|Chair of the Democratic National Committee|
August 17, 1940 – January 18, 1943
|Preceded by||James Farley|
|Succeeded by||Frank C. Walker|
|Secretary of State of New York|
January 1, 1929 – January 17, 1939
|Governor||Franklin D. Roosevelt|
Herbert H. Lehman
|Preceded by||Robert Moses|
|Succeeded by||Michael F. Walsh|
|Fourth Sheriff of Bronx County, New York|
|Preceded by||Thomas H. O'Neill|
|Succeeded by||Lester W. Patterson|
Edward Joseph Flynn
September 22, 1891
New York City, New York, U.S.
|Died||August 18, 1953 (aged 61)|
|Education||Fordham University (LLB)|
Edward Joseph Flynn (September 22, 1891 – August 18, 1953) was an American lawyer and politician. Flynn was a leading Democratic politician of the mid-twentieth-century, known for his tight control of the Bronx Democratic Party organization after 1922, and his close association with Presidents Franklin D. Roosevelt and Harry S. Truman
Flynn was the youngest son of Henry T. Flynn and Sarah Mallon Flynn. He was born on September 22, 1891, in the Bronx, then New York County, now Bronx County, New York City. He graduated from Fordham Law School in 1912, was admitted to the bar in June 1913, and practiced in the Bronx. On June 15, 1927, he married Helen Margaret Jones.

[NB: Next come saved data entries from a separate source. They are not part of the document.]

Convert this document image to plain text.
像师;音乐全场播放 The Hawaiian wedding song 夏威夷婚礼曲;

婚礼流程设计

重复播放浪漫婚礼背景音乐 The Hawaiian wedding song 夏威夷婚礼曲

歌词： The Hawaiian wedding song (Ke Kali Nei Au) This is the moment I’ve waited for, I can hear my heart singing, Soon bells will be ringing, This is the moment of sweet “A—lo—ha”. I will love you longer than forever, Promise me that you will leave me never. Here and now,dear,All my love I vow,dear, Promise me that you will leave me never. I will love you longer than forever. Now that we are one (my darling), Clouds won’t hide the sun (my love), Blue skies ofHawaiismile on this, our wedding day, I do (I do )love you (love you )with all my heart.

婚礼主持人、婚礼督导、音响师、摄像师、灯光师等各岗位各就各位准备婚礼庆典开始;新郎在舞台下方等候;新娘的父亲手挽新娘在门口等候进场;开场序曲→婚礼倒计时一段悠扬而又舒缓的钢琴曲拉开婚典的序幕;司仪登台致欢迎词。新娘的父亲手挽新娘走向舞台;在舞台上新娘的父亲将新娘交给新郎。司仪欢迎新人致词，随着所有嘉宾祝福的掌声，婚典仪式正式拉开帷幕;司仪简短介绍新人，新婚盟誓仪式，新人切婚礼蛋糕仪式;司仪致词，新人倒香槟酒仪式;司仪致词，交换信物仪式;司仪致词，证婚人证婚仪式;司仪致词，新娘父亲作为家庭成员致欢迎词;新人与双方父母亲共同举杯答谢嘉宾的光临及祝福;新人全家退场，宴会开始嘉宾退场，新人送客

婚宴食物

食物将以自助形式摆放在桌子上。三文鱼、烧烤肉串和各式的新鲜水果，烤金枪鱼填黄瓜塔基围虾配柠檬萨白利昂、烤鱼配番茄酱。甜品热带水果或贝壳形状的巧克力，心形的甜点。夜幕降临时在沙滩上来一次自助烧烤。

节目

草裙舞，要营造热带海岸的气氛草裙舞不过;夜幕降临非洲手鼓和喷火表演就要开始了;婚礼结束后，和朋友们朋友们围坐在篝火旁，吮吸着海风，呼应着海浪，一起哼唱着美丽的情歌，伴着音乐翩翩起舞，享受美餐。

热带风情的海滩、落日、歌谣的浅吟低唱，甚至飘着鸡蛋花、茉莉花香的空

He entered politics as a Democrat; and was a member of the New York State Assembly (Bronx Co., 2nd D.) in 1918, 1919, 1920 and 1921.
He was sheriff of Bronx County, New York, (1922–1925), chamberlain of the City of New York (1926–1928), chairman of the Executive Committee of the Bronx County Democratic Committee (1922–1953), secretary of state of New York state (1929–1939), Democratic national committeeman from New York (1930–1953), and chairman of the Democratic National Committee (1940–1943). He was also the United States commissioner general on the New York World's Fair Commission (1939-1940).
He was a close associate of President Franklin D. Roosevelt for many years. Along with James Farley he was the president's chief advisor of patronage. He helped Roosevelt through all of his elections, but repeatedly refused offers of jobs in the Roosevelt administration. He did accompany Roosevelt to the Yalta Conference remaining in Europe afterwards to carry out various missions for the president. His mission was to open a diplomatic relationship between the Kremlin and the Papacy. The President believed that peace could only be obtained in Eastern Europe if there was large Catholic presence. After his mission, Flynn traveled to England to meet with Prime Minister Winston Churchill. His work in England was cut short by Roosevelt's death; this death marked the end of Flynn's mission in Europe. In 1947, Flynn published You're the Boss, a memoir of his experiences in politics.
Flynn was one of the key figures in electing Harry S. Truman to each term of his presidency. His support in 1944 was crucial to Truman's selection over James F. Byrnes as the vice presidential nominee of the Democratic Party, and thus Truman subsequently becoming president upon Roosevelt's death. Flynn warned that placing Byrnes on the ticket would cost Roosevelt two hundred thousand black votes in New York State alone. He was also one of the driving forces behind Truman's 1948 election victory.
Flynn died on August 18, 1953, in Dublin while on a visit to Ireland. His papers were given by his family to the Franklin D. Roosevelt Presidential Library and Museum, to be made available for the general public.
The phrase "in like Flynn" has sometimes been claimed to be a reference to Flynn, though its folk etymology more frequently associates it with actor Errol Flynn. Etymologist Eric Partridge presents evidence that candidates Flynn backed were almost automatically "in", citing usage during Flynn's life that refers to him.
His son Richard Flynn became chairman of the Power Authority under Mario Cuomo.